Hi Mary Jo,
My fiancé has a two-year-old daughter, and I have a six-year-old son. How can we combine it together and do discipline the same?
Blending a family is complicated, especially with discipline issues of the children. Second marriage blended families that engage in pre-marital counseling have the highest rate of success. This is an opportune time for you and your fiancée to seek pre-marital counseling with a focus on discipline in the family.
These suggestions will help as you choose a discipline style that works best for your children while strengthening your marriage:
- Give yourselves and the children time to adjust to the blended family. Too many changes at once can unsettle children and cause conflict between parents.
- Understand that consistency is the most important part of discipline. Don’t set a rule unless you both are going to follow through with consequences.
- Insist on respect for your blended discipline style. Parents can reinforce this with not allowing back talk to either parent. Both parents should model respect for each other in front of their child.

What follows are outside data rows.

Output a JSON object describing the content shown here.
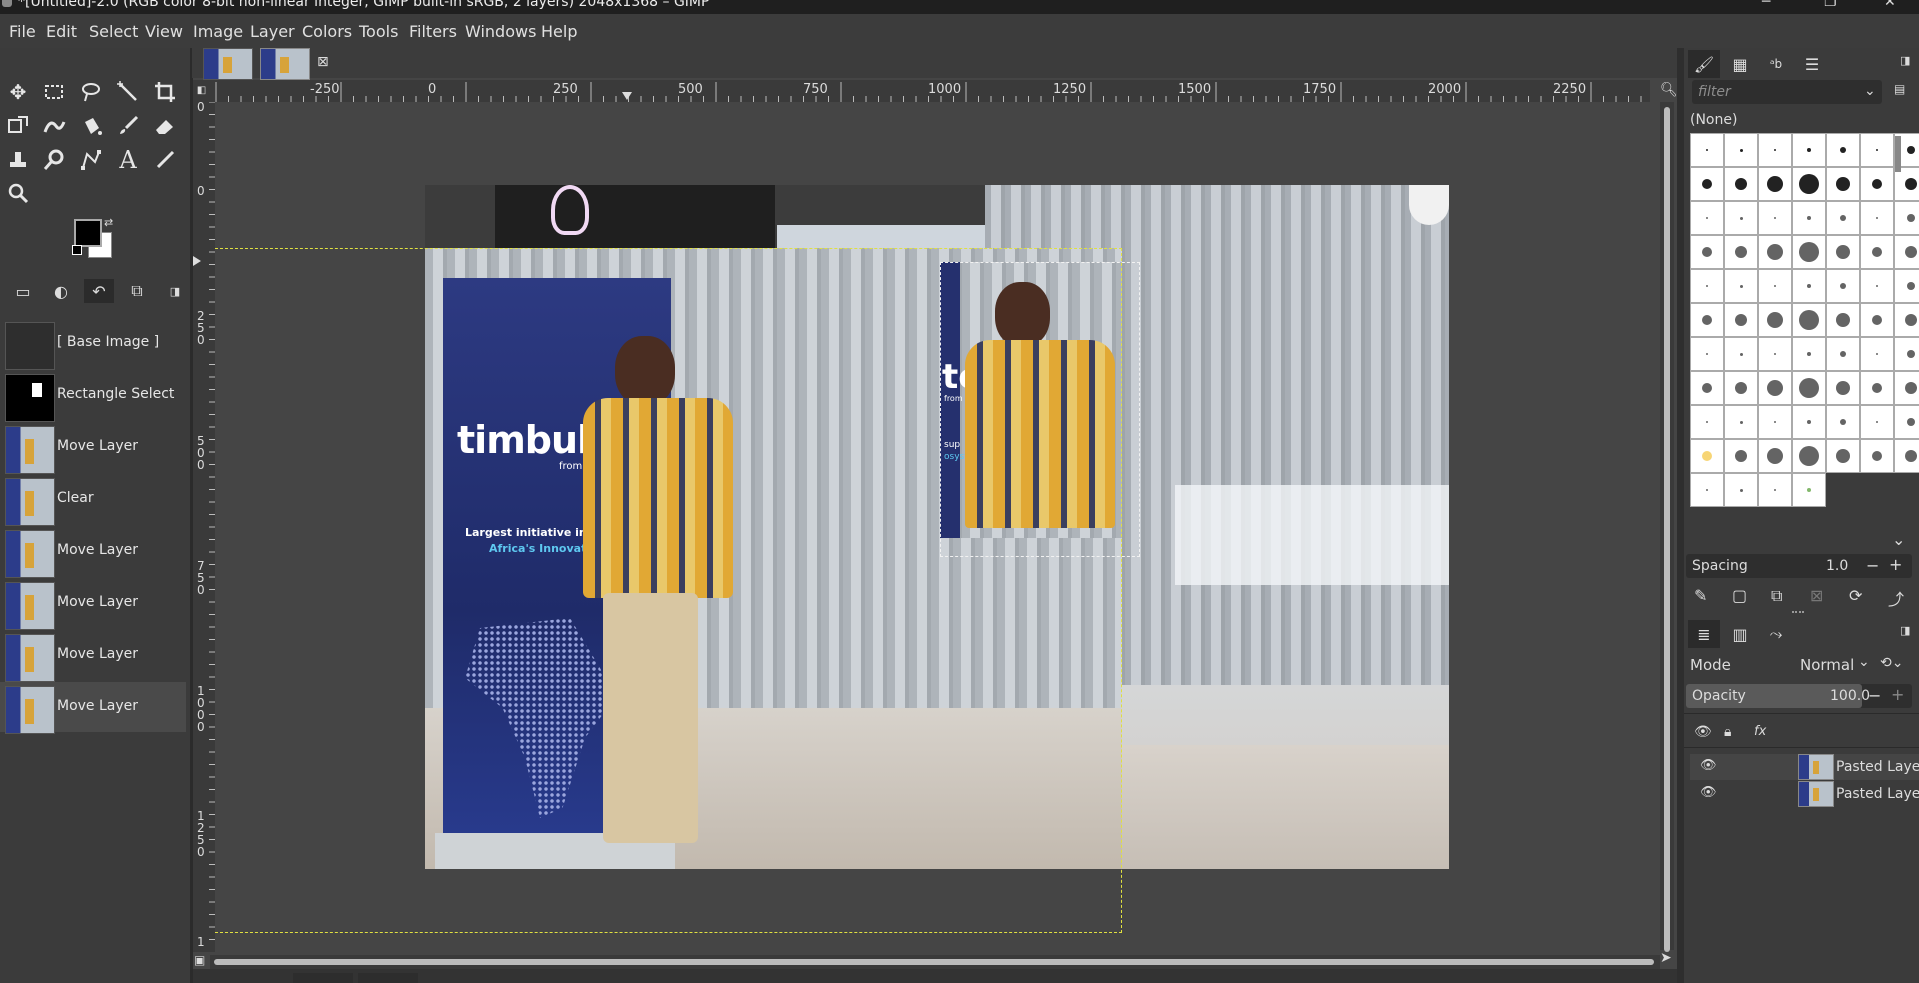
{
  "window": {
    "title": "*[Untitled]-2.0 (RGB color 8-bit non-linear integer, GIMP built-in sRGB, 2 layers) 2048x1368 – GIMP"
  },
  "menu": [
    "File",
    "Edit",
    "Select",
    "View",
    "Image",
    "Layer",
    "Colors",
    "Tools",
    "Filters",
    "Windows",
    "Help"
  ],
  "toolbox": {
    "tools": [
      "move-tool",
      "rectangle-select-tool",
      "free-select-tool",
      "fuzzy-select-tool",
      "crop-tool",
      "unified-transform-tool",
      "warp-transform-tool",
      "bucket-fill-tool",
      "paintbrush-tool",
      "eraser-tool",
      "clone-tool",
      "smudge-tool",
      "paths-tool",
      "text-tool",
      "color-picker-tool",
      "zoom-tool"
    ],
    "fg_color": "#000000",
    "bg_color": "#ffffff"
  },
  "undo_history": [
    {
      "label": "[ Base Image ]",
      "thumb": "base"
    },
    {
      "label": "Rectangle Select",
      "thumb": "select"
    },
    {
      "label": "Move Layer",
      "thumb": "photo"
    },
    {
      "label": "Clear",
      "thumb": "photo"
    },
    {
      "label": "Move Layer",
      "thumb": "photo"
    },
    {
      "label": "Move Layer",
      "thumb": "photo"
    },
    {
      "label": "Move Layer",
      "thumb": "photo"
    },
    {
      "label": "Move Layer",
      "thumb": "photo"
    }
  ],
  "rulers": {
    "horizontal": [
      "-250",
      "0",
      "250",
      "500",
      "750",
      "1000",
      "1250",
      "1500",
      "1750",
      "2000",
      "2250"
    ],
    "vertical_digits": [
      "0",
      "0",
      "2 5 0",
      "5 0 0",
      "7 5 0",
      "1 0 0 0",
      "1 2 5 0",
      "1"
    ]
  },
  "canvas": {
    "banner_brand": "timbukto",
    "banner_tagline": "from here to Africa",
    "banner_line1": "Largest initiative in the world sup",
    "banner_line2": "Africa's Innovation Ecosyst",
    "floating_brand": "to",
    "floating_tagline": "from here to Afric",
    "floating_sub": "sup",
    "floating_sub2": "osyst"
  },
  "brushes": {
    "filter_placeholder": "filter",
    "selected_name": "(None)",
    "spacing_label": "Spacing",
    "spacing_value": "1.0"
  },
  "layers": {
    "mode_label": "Mode",
    "mode_value": "Normal",
    "opacity_label": "Opacity",
    "opacity_value": "100.0",
    "items": [
      "Pasted Layer",
      "Pasted Layer"
    ]
  }
}
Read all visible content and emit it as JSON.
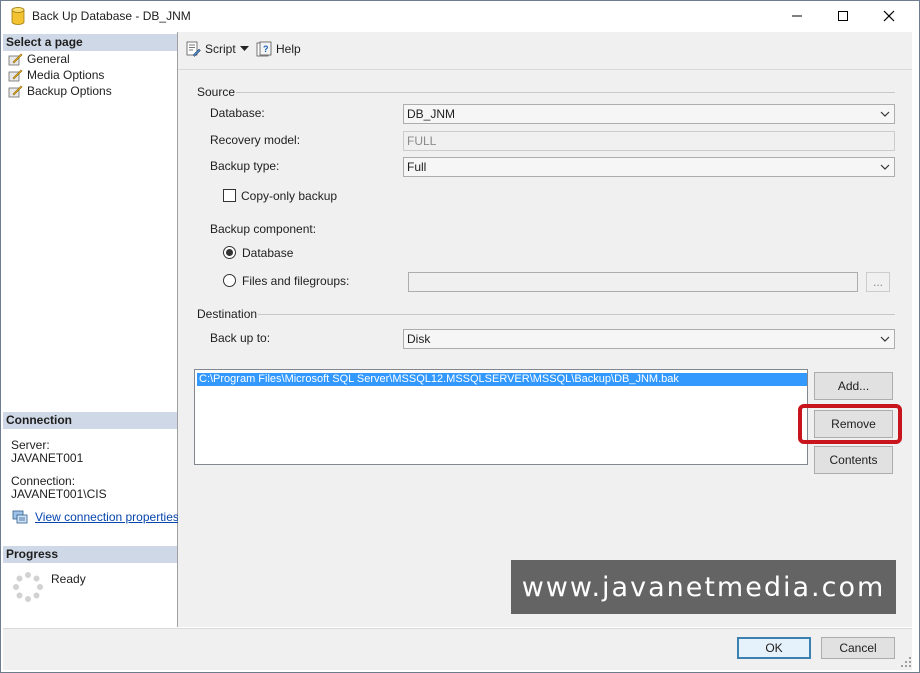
{
  "window": {
    "title": "Back Up Database - DB_JNM",
    "icon": "database-icon"
  },
  "left_pane": {
    "select_page_heading": "Select a page",
    "pages": [
      {
        "label": "General",
        "icon": "page-icon"
      },
      {
        "label": "Media Options",
        "icon": "page-icon"
      },
      {
        "label": "Backup Options",
        "icon": "page-icon"
      }
    ],
    "connection_heading": "Connection",
    "server_label": "Server:",
    "server_value": "JAVANET001",
    "connection_label": "Connection:",
    "connection_value": "JAVANET001\\CIS",
    "view_connection_link": "View connection properties",
    "progress_heading": "Progress",
    "progress_status": "Ready"
  },
  "toolbar": {
    "script_label": "Script",
    "help_label": "Help"
  },
  "source": {
    "group_label": "Source",
    "database_label": "Database:",
    "database_value": "DB_JNM",
    "recovery_label": "Recovery model:",
    "recovery_value": "FULL",
    "backup_type_label": "Backup type:",
    "backup_type_value": "Full",
    "copy_only_label": "Copy-only backup",
    "copy_only_checked": false,
    "component_label": "Backup component:",
    "component_database_label": "Database",
    "component_files_label": "Files and filegroups:",
    "component_selected": "Database",
    "browse_label": "..."
  },
  "destination": {
    "group_label": "Destination",
    "back_up_to_label": "Back up to:",
    "back_up_to_value": "Disk",
    "paths": [
      "C:\\Program Files\\Microsoft SQL Server\\MSSQL12.MSSQLSERVER\\MSSQL\\Backup\\DB_JNM.bak"
    ],
    "add_label": "Add...",
    "remove_label": "Remove",
    "contents_label": "Contents"
  },
  "watermark": "www.javanetmedia.com",
  "footer": {
    "ok_label": "OK",
    "cancel_label": "Cancel"
  },
  "colors": {
    "highlight_border": "#c8141c",
    "selection": "#3399ff",
    "section_header": "#cfd8e6",
    "watermark_bg": "#646464"
  }
}
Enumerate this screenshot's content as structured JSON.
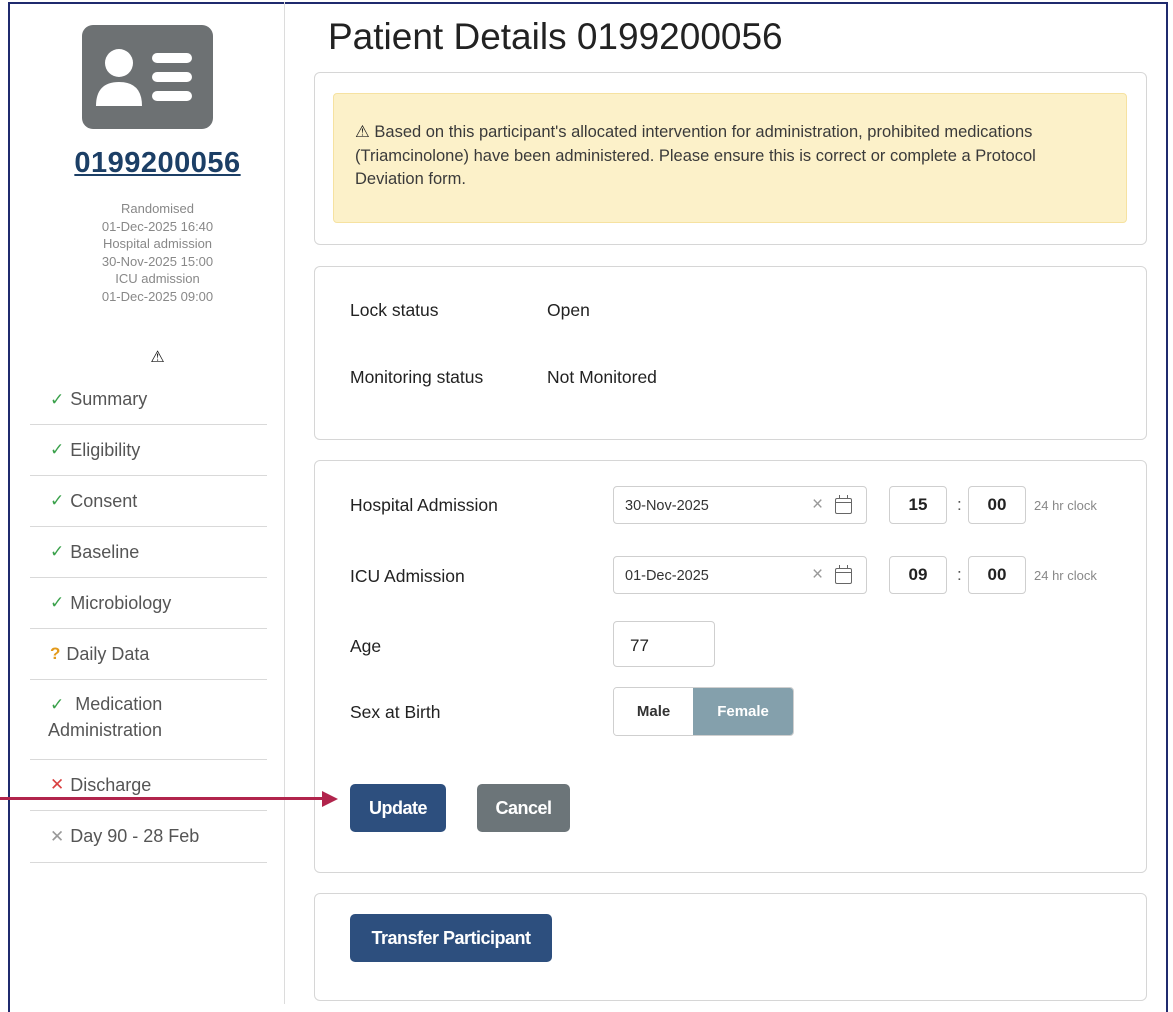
{
  "sidebar": {
    "participant_id": "0199200056",
    "meta": [
      "Randomised",
      "01-Dec-2025 16:40",
      "Hospital admission",
      "30-Nov-2025 15:00",
      "ICU admission",
      "01-Dec-2025 09:00"
    ],
    "warning_glyph": "⚠",
    "nav": [
      {
        "mark": "✓",
        "status": "done",
        "label": "Summary"
      },
      {
        "mark": "✓",
        "status": "done",
        "label": "Eligibility"
      },
      {
        "mark": "✓",
        "status": "done",
        "label": "Consent"
      },
      {
        "mark": "✓",
        "status": "done",
        "label": "Baseline"
      },
      {
        "mark": "✓",
        "status": "done",
        "label": "Microbiology"
      },
      {
        "mark": "?",
        "status": "pending",
        "label": "Daily Data"
      },
      {
        "mark": "✓",
        "status": "done",
        "label": "Medication",
        "label2": "Administration"
      },
      {
        "mark": "✕",
        "status": "no",
        "label": "Discharge"
      },
      {
        "mark": "✕",
        "status": "gray",
        "label": "Day 90 - 28 Feb"
      }
    ]
  },
  "page_title": "Patient Details 0199200056",
  "alert": {
    "icon": "⚠",
    "text": "Based on this participant's allocated intervention for administration, prohibited medications (Triamcinolone) have been administered. Please ensure this is correct or complete a Protocol Deviation form."
  },
  "status": {
    "lock_label": "Lock status",
    "lock_value": "Open",
    "monitoring_label": "Monitoring status",
    "monitoring_value": "Not Monitored"
  },
  "form": {
    "hospital_label": "Hospital Admission",
    "hospital_date": "30-Nov-2025",
    "hospital_hour": "15",
    "hospital_minute": "00",
    "icu_label": "ICU Admission",
    "icu_date": "01-Dec-2025",
    "icu_hour": "09",
    "icu_minute": "00",
    "clock_hint": "24 hr clock",
    "time_separator": ":",
    "clear_glyph": "×",
    "age_label": "Age",
    "age_value": "77",
    "sex_label": "Sex at Birth",
    "sex_options": [
      "Male",
      "Female"
    ],
    "sex_selected": "Female",
    "update_label": "Update",
    "cancel_label": "Cancel"
  },
  "transfer": {
    "button_label": "Transfer Participant"
  },
  "colors": {
    "primary": "#2d4f7e",
    "secondary": "#6c7579",
    "alert_bg": "#fcf1c9",
    "selected_toggle": "#84a0ac",
    "annotation_arrow": "#b1244c",
    "done": "#3aa14b",
    "pending": "#e39a1b",
    "no": "#d94040"
  }
}
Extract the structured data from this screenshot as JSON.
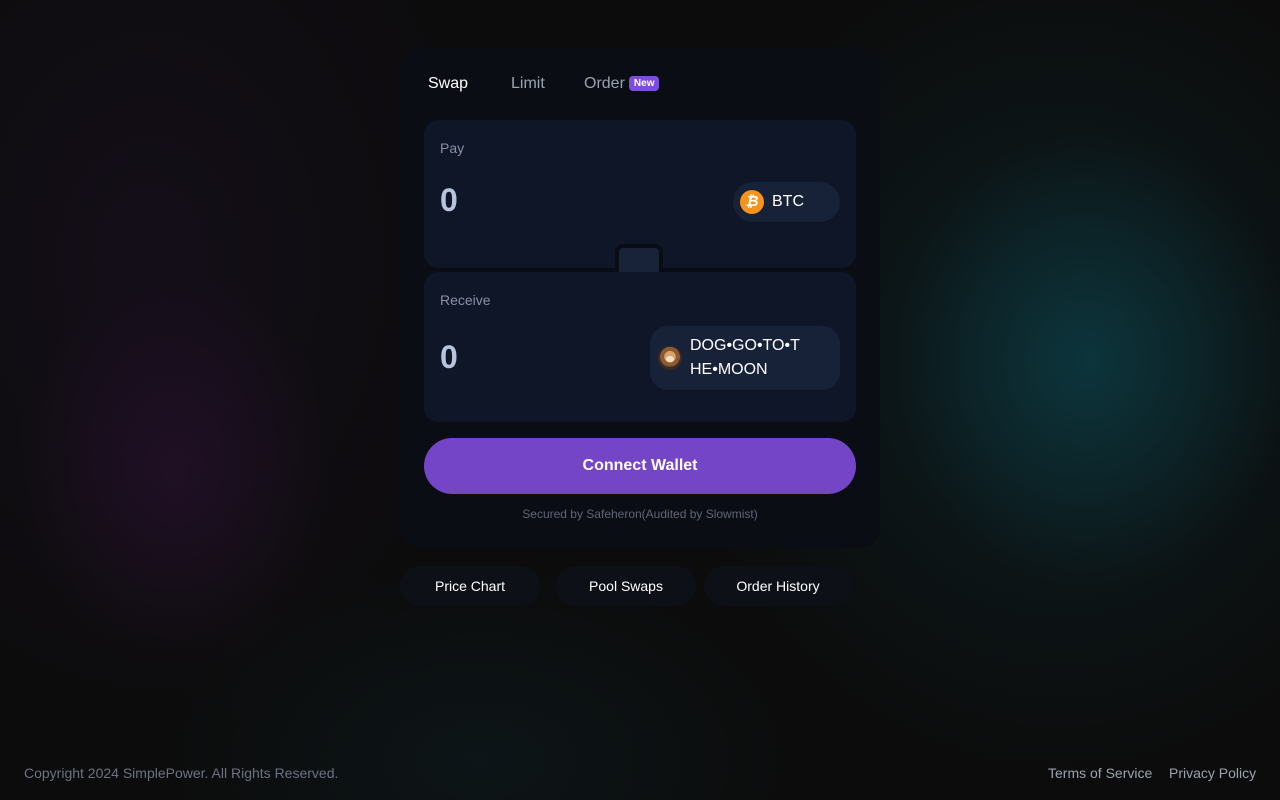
{
  "tabs": [
    {
      "label": "Swap",
      "active": true
    },
    {
      "label": "Limit",
      "active": false
    },
    {
      "label": "Order",
      "active": false,
      "badge": "New"
    }
  ],
  "pay": {
    "label": "Pay",
    "amount": "0",
    "token": {
      "symbol": "BTC",
      "icon": "bitcoin-icon",
      "icon_glyph": "₿",
      "color": "#f7931a"
    }
  },
  "swap_direction_icon": "swap-arrows-icon",
  "receive": {
    "label": "Receive",
    "amount": "0",
    "token": {
      "symbol": "DOG•GO•TO•THE•MOON",
      "icon": "dog-token-icon"
    }
  },
  "connect_button": {
    "label": "Connect Wallet",
    "color": "#7545c8"
  },
  "secured_text": "Secured by Safeheron(Audited by Slowmist)",
  "bottom_nav": [
    {
      "label": "Price Chart"
    },
    {
      "label": "Pool Swaps"
    },
    {
      "label": "Order History"
    }
  ],
  "footer": {
    "copyright": "Copyright 2024 SimplePower. All Rights Reserved.",
    "links": [
      "Terms of Service",
      "Privacy Policy"
    ]
  },
  "colors": {
    "accent": "#7c4dde",
    "background": "#0c0c0c",
    "card": "#0a0d13",
    "panel": "#0f1628"
  }
}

- Limit your expectations. A blended family works when parents have an open mind, support each other, and work to nurture and prioritize their marriage.
Hey Mary Jo,
How do we get our husbands to open up? We’ve been married forever and use to have great conversations. How do we create that again?
The biggest obstacle with couples who don’t talk anymore is that they don’t make time for it. They think it should happen without effort as it did when they first met. But anyone that has been together for more than five years can tell you that staying connected in a busy life is difficult and requires effort.
Marriage experts promote the “20 minutes face-to-face” rule for long-term relationships. Schedule in 20 minutes for you and your partner daily – without the kids or grandchildren around. There are a few rules you need to remember:
- Silence all phones. Turn off screens and look at each other.
- Talk about anything other than your marriage or your kids. A good place to begin is to ask about their day, what they read or watched lately, or what new interests they’ve found.
- Be your partner’s support. Don’t bring up weaknesses that may have caused the situation to happen; be their biggest fan and reassure them of your support.
- Hold hands or sit closely while you open up to each other. Often couples feel as though they’ll be attacked or left feeling vulnerable and isolated.
- Don’t push your partner to talk and don’t set a timer but DO make a habit of it. Starting this habit 2 to 3 times a week will progress and add to your emotional intimacy.
Every partner has different needs for verbal communication. If you and your partner enjoyed long conversations in the past it signifies you can re-build that quality. Remember, anything worth having requires effort and a willingness to change.